U. Houston Student Govt Rescinds Suspension of VP for All Lives Matter Post
This is an update to a story we’ve been following. Thankfully, it’s a happy ending.
The FIRE blog reports.
University of Houston Student Government Rescinds Suspension of VP for Facebook Post
Last week on The Torch, FIRE’s Will Creeley explored the legal and practical issues surrounding a decision by the University of Houston Student Government Association (SGA) to suspend its vice president, Rohini Sethi, in response to her Facebook post: “Forget #BlackLivesMatter; more like #AllLivesMatter.” On August 5, the SGA announced on Facebook that Sethi’s suspension has been lifted and the SGA’s judicial branch would review whether the bill that authorized the suspension violated the SGA’s bylaws.
As Will deftly explained, Sethi’s post is unquestionably protected by the First Amendment. But this isn’t the typical FIRE case of a university punishing a student for her speech or a student government unlawfully withholding student fees from a recognized student group. In fact, the University explicitly stated that it would “stand firm in support of free speech and does not discipline students for exercising their Constitutional rights.”
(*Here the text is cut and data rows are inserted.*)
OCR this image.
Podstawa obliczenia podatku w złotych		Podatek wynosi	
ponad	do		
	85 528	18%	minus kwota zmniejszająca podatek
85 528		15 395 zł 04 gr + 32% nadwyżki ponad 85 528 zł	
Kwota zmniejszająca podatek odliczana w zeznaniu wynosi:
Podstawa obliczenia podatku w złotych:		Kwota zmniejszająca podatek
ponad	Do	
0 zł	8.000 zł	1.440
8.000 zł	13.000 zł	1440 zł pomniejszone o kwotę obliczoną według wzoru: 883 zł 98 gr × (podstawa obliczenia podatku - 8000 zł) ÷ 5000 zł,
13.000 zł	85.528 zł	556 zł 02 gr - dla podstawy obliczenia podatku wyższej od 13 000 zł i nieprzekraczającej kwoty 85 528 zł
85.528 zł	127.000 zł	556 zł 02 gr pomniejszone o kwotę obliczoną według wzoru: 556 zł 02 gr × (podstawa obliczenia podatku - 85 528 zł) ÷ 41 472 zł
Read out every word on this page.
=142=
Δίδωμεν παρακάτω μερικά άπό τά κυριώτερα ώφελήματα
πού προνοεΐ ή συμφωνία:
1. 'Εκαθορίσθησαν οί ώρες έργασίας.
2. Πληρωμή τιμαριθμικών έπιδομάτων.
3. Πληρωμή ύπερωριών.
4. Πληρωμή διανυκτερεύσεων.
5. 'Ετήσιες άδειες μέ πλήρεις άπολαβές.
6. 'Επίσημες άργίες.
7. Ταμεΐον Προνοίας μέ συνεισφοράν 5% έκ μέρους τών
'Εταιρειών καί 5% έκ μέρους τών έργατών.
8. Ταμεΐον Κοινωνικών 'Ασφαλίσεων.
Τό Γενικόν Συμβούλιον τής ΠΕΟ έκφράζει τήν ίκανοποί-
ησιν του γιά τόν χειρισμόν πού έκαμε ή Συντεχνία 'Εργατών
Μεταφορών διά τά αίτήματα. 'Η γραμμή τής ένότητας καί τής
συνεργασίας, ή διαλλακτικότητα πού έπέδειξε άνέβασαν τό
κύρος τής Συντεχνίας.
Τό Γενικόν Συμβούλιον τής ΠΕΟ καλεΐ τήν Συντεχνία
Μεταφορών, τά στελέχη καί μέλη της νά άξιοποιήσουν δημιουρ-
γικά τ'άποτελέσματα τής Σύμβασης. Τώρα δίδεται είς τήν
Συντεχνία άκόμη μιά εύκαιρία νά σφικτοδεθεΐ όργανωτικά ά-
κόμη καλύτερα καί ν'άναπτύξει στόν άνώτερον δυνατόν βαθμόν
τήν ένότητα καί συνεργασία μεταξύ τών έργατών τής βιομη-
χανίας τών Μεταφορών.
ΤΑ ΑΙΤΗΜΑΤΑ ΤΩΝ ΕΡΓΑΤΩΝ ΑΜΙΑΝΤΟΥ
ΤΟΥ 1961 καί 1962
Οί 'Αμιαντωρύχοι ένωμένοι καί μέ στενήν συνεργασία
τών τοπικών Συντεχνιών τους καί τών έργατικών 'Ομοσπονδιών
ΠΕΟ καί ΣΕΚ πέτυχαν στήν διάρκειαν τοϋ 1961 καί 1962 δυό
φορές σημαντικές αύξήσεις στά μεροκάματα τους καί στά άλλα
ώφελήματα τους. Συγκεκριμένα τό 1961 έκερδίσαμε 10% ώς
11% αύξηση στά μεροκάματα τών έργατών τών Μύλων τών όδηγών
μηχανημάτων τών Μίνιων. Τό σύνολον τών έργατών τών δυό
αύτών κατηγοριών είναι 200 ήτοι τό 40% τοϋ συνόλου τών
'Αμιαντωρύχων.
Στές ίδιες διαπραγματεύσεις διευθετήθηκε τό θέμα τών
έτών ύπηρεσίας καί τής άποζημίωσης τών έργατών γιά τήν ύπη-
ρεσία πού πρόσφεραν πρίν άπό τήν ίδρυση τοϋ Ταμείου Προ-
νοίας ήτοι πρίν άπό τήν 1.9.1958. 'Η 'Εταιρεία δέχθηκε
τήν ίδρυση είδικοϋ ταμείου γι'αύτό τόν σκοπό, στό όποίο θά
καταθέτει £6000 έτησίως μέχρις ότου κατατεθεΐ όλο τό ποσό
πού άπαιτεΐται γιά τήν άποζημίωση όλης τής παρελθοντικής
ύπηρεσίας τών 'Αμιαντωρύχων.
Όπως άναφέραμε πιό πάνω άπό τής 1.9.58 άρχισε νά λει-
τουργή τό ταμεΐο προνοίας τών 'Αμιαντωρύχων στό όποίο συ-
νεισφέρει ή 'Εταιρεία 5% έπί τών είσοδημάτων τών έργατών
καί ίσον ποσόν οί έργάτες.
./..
Instead, the SGA’s sanctioning of Sethi for her speech is problematic because it is inconsistent with SGA’s own rule that it “shall take no action abridging the rights, immunities and privileges granted to students under the Constitution of the United States of America.”
“Perhaps just as lamentably,” Will wrote last week, “the SGA has chosen to privilege punishment over dialogue, teaching fellow students that the answer to speech with which one disagrees is top-down punishment, not grassroots persuasion, conversation, and, ultimately, education.”
University of Houston Student Government Rescinds Suspension of VP for Facebook Post (FIRE)
Comments
How is this a happy ending? The vice president was punished for saying what she thought. She had to take a leave of absence and she has to attend indoctrination sessions. Some happy ending. You can be sure she won’the dare oppose the politically correct mob again.